Em paralelo, o projeto piloto de liquidação com stablecoins da própria Visa atingiu um ritmo anualizado de US$ 7 bilhões, um salto de 50% na comparação trimestre a trimestre. Embora o número seja modesto frente aos US$ 14,2 trilhões movimentados pela bandeira no ano fiscal de 2025, o ritmo valida o forte interesse institucional pela tecnologia de ativos digitais.

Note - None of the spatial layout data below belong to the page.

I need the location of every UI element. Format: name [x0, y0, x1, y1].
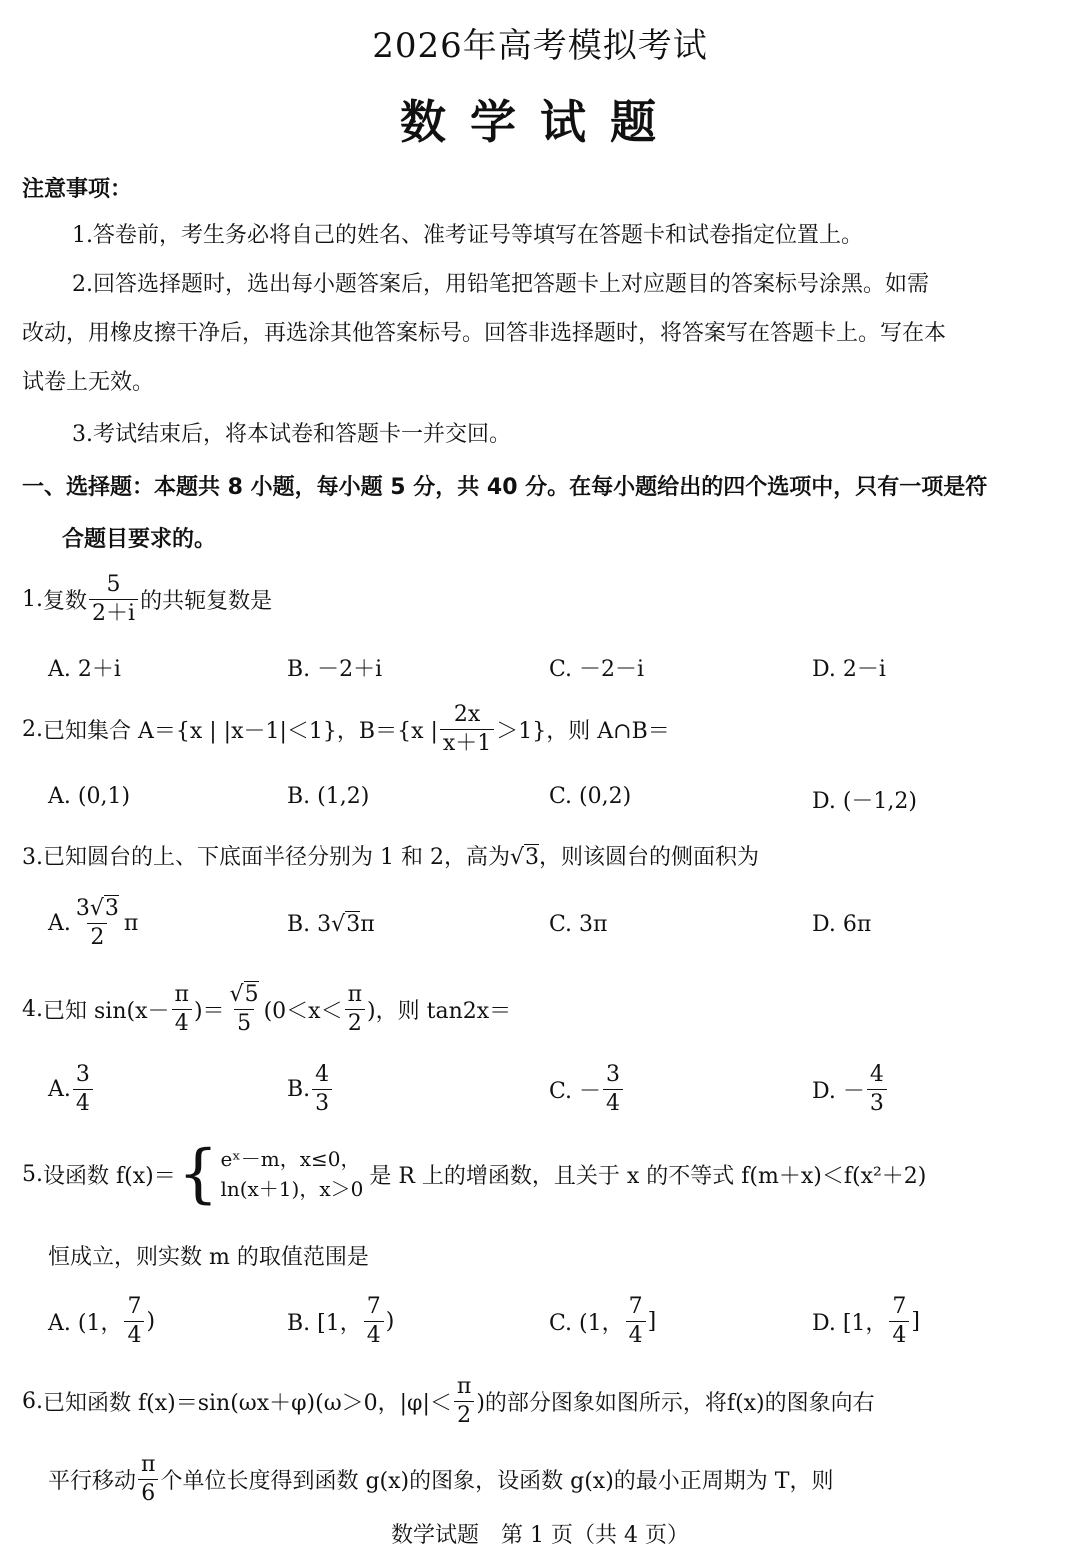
numerator: 4 [315, 1062, 330, 1087]
question-number: 3. [22, 845, 43, 870]
question-3-option-d: D. 6π [812, 912, 872, 937]
fraction [454, 1374, 474, 1429]
denominator: 4 [73, 1089, 93, 1117]
radicand: 3 [525, 845, 540, 870]
notice-item-2-line-1: 2.回答选择题时，选出每小题答案后，用铅笔把答题卡上对应题目的答案标号涂黑。如需 [72, 272, 929, 297]
question-4-option-c [549, 1062, 625, 1117]
question-text: 设函数 f(x)＝ [43, 1163, 176, 1189]
question-1-option-c: C. －2－i [549, 657, 645, 682]
question-text: 已知圆台的上、下底面半径分别为 1 和 2，高为 [43, 845, 510, 870]
option-text: ) [146, 1309, 156, 1334]
denominator: 2 [345, 1009, 365, 1037]
question-text: 已知 sin(x－ [43, 999, 170, 1024]
fraction [227, 982, 262, 1037]
denominator: 4 [172, 1009, 192, 1037]
numerator: 5 [106, 572, 121, 597]
option-text: C. (1， [549, 1311, 624, 1336]
question-text: ，则该圆台的侧面积为 [539, 845, 760, 870]
question-number: 6. [22, 1389, 43, 1414]
question-2-option-b: B. (1,2) [287, 784, 370, 809]
notice-heading: 注意事项： [22, 177, 133, 202]
fraction [89, 572, 138, 627]
coefficient: 3 [75, 896, 90, 921]
case-2: ln(x＋1)，x＞0 [220, 1177, 364, 1201]
question-4-option-d [812, 1062, 889, 1117]
question-5-option-b [287, 1294, 394, 1349]
numerator: 4 [869, 1062, 884, 1087]
fraction [73, 896, 122, 951]
numerator: 7 [127, 1294, 142, 1319]
fraction [138, 1452, 158, 1507]
question-1-option-a: A. 2＋i [48, 657, 121, 682]
question-text: (0＜x＜ [263, 999, 343, 1024]
exam-title: 2026年高考模拟考试 [372, 26, 708, 66]
notice-item-2-line-2: 改动，用橡皮擦干净后，再选涂其他答案标号。回答非选择题时，将答案写在答题卡上。写在本 [22, 321, 947, 346]
fraction [603, 1062, 623, 1117]
question-4-stem [22, 982, 511, 1037]
denominator: 3 [867, 1089, 887, 1117]
option-text: B. [1， [287, 1311, 362, 1336]
denominator: 2 [87, 923, 107, 951]
fraction [867, 1062, 887, 1117]
page-footer: 数学试题 第 1 页（共 4 页） [391, 1523, 689, 1548]
pi-symbol: π [123, 911, 139, 936]
option-text: A. (1， [48, 1311, 123, 1336]
fraction [889, 1294, 909, 1349]
question-text: 个单位长度得到函数 g(x)的图象，设函数 g(x)的最小正周期为 T，则 [160, 1469, 834, 1494]
numerator: 7 [628, 1294, 643, 1319]
question-number: 4. [22, 997, 43, 1022]
denominator: 4 [364, 1321, 384, 1349]
question-3-option-b: B. 3√3π [287, 912, 375, 937]
question-text: )＝ [193, 999, 225, 1024]
question-number: 5. [22, 1161, 43, 1187]
radicand: 5 [244, 982, 259, 1007]
fraction [345, 982, 365, 1037]
question-5-option-d [812, 1294, 920, 1349]
fraction [626, 1294, 646, 1349]
section-1-heading-line-1: 一、选择题：本题共 8 小题，每小题 5 分，共 40 分。在每小题给出的四个选项中，只有一项是符 [22, 475, 988, 500]
question-text: 已知函数 f(x)＝sin(ωx＋φ)(ω＞0，|φ|＜ [43, 1391, 452, 1416]
radicand: 3 [346, 912, 361, 937]
question-1-option-d: D. 2－i [812, 657, 886, 682]
question-2-option-c: C. (0,2) [549, 784, 632, 809]
question-5-stem [22, 1137, 927, 1211]
left-brace: { [177, 1137, 219, 1211]
option-text: D. [1， [812, 1311, 888, 1336]
question-6-stem [22, 1374, 875, 1429]
notice-item-3: 3.考试结束后，将本试卷和答题卡一并交回。 [72, 422, 511, 447]
numerator: π [456, 1374, 472, 1399]
numerator: π [347, 982, 363, 1007]
notice-item-1: 1.答卷前，考生务必将自己的姓名、准考证号等填写在答题卡和试卷指定位置上。 [72, 223, 863, 248]
question-text: )，则 tan2x＝ [367, 999, 512, 1024]
numerator: 2x [453, 702, 481, 727]
fraction [73, 1062, 93, 1117]
denominator: x＋1 [440, 729, 494, 757]
fraction [312, 1062, 332, 1117]
numerator: 3 [75, 1062, 90, 1087]
question-text: )的部分图象如图所示，将f(x)的图象向右 [476, 1391, 875, 1416]
numerator: 7 [366, 1294, 381, 1319]
subject-title: 数学试题 [400, 95, 680, 149]
denominator: 4 [626, 1321, 646, 1349]
question-1-stem [22, 572, 272, 627]
question-6-stem-line-2 [48, 1452, 833, 1507]
denominator: 4 [603, 1089, 623, 1117]
numerator: √5 [229, 982, 259, 1007]
question-text: 平行移动 [48, 1469, 137, 1494]
question-text: 是 R 上的增函数，且关于 x 的不等式 f(m＋x)＜f(x²＋2) [369, 1163, 927, 1189]
question-5-option-a [48, 1294, 155, 1349]
question-3-option-a [48, 896, 138, 951]
denominator: 5 [234, 1009, 254, 1037]
numerator: 3 [606, 1062, 621, 1087]
denominator: 4 [124, 1321, 144, 1349]
question-4-option-b [287, 1062, 334, 1117]
option-label: C. － [549, 1079, 602, 1104]
case-1: eˣ－m，x≤0， [220, 1147, 361, 1171]
numerator: 7 [892, 1294, 907, 1319]
numerator: 3√3 [75, 896, 119, 921]
question-1-option-b: B. －2＋i [287, 657, 383, 682]
question-text: 的共轭复数是 [140, 589, 273, 614]
question-2-option-a: A. (0,1) [48, 784, 131, 809]
option-text: ] [911, 1309, 921, 1334]
numerator: π [141, 1452, 156, 1477]
question-3-option-c: C. 3π [549, 912, 608, 937]
option-label: D. － [812, 1079, 865, 1104]
denominator: 2 [454, 1401, 474, 1429]
question-number: 1. [22, 587, 43, 612]
question-3-stem: 3.已知圆台的上、下底面半径分别为 1 和 2，高为√3，则该圆台的侧面积为 [22, 845, 760, 870]
question-text: ＞1}，则 A∩B＝ [496, 719, 670, 744]
piecewise-cases [220, 1144, 363, 1204]
question-2-option-d: D. (－1,2) [812, 789, 917, 814]
notice-item-2-line-3: 试卷上无效。 [22, 370, 155, 395]
fraction [124, 1294, 144, 1349]
denominator: 6 [138, 1479, 158, 1507]
question-text: 复数 [43, 589, 88, 614]
question-4-option-a [48, 1062, 95, 1117]
numerator: π [174, 982, 189, 1007]
option-text: B. 3 [287, 912, 332, 937]
section-1-heading-line-2: 合题目要求的。 [62, 527, 217, 552]
option-label: A. [48, 1077, 71, 1102]
option-label: B. [287, 1077, 311, 1102]
denominator: 4 [889, 1321, 909, 1349]
question-text: 已知集合 A＝{x | |x－1|＜1}，B＝{x | [43, 719, 438, 744]
question-number: 2. [22, 717, 43, 742]
option-text: ] [647, 1309, 657, 1334]
fraction [440, 702, 494, 757]
radicand: 3 [104, 896, 119, 921]
question-5-stem-line-2: 恒成立，则实数 m 的取值范围是 [48, 1245, 369, 1270]
option-text: ) [385, 1309, 395, 1334]
fraction [364, 1294, 384, 1349]
fraction [171, 982, 191, 1037]
denominator: 2＋i [89, 599, 138, 627]
pi-symbol: π [360, 912, 375, 937]
question-2-stem [22, 702, 670, 757]
option-label: A. [48, 911, 71, 936]
denominator: 3 [312, 1089, 332, 1117]
question-5-option-c [549, 1294, 656, 1349]
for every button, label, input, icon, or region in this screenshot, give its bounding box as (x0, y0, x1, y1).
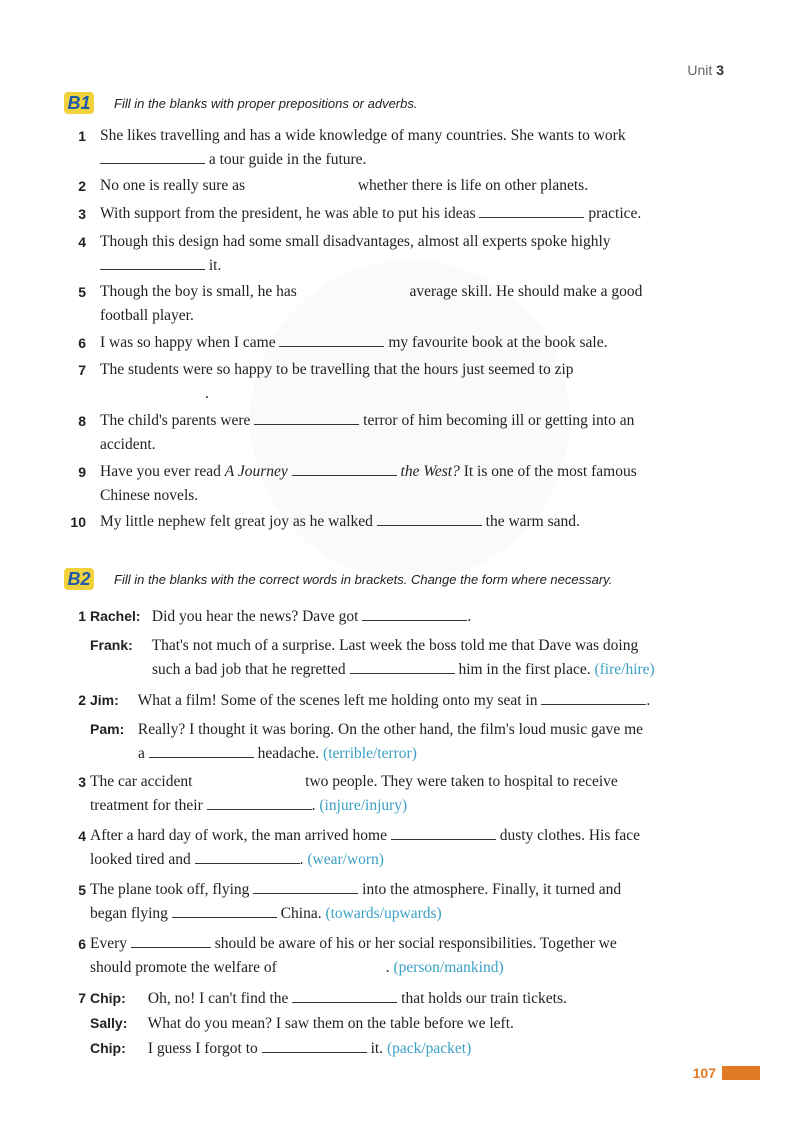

O mercado projeta cenários distintos para o futuro dos cartões de criptomoedas nos próximos anos. Enquanto o Standard Chartered prevê que o suprimento total de stablecoins chegue a US$ 2 trilhões até 2028, o JPMorgan adota uma postura mais conservadora, estimando US$ 500 bilhões. Se a penetração atual de gastos se mantiver em 2,2% do suprimento, o volume anual desse segmento pode oscilar entre US$ 9 bilhões (cenário pessimista) e US$ 45 bilhões (cenário otimista).

A concorrência também se movimenta nos bastidores para não perder espaço: a Mastercard anunciou planos de adquirir a BVNK por até US$ 1,8 bilhão, permitindo gastos em mais de 150 milhões de estabelecimentos comerciais. No fim das contas, enquanto as stablecoins continuam transformando remessas internacionais e o mercado de câmbio tradicional, o varejo diário parece consolidar a vitória das redes de cartões já existentes.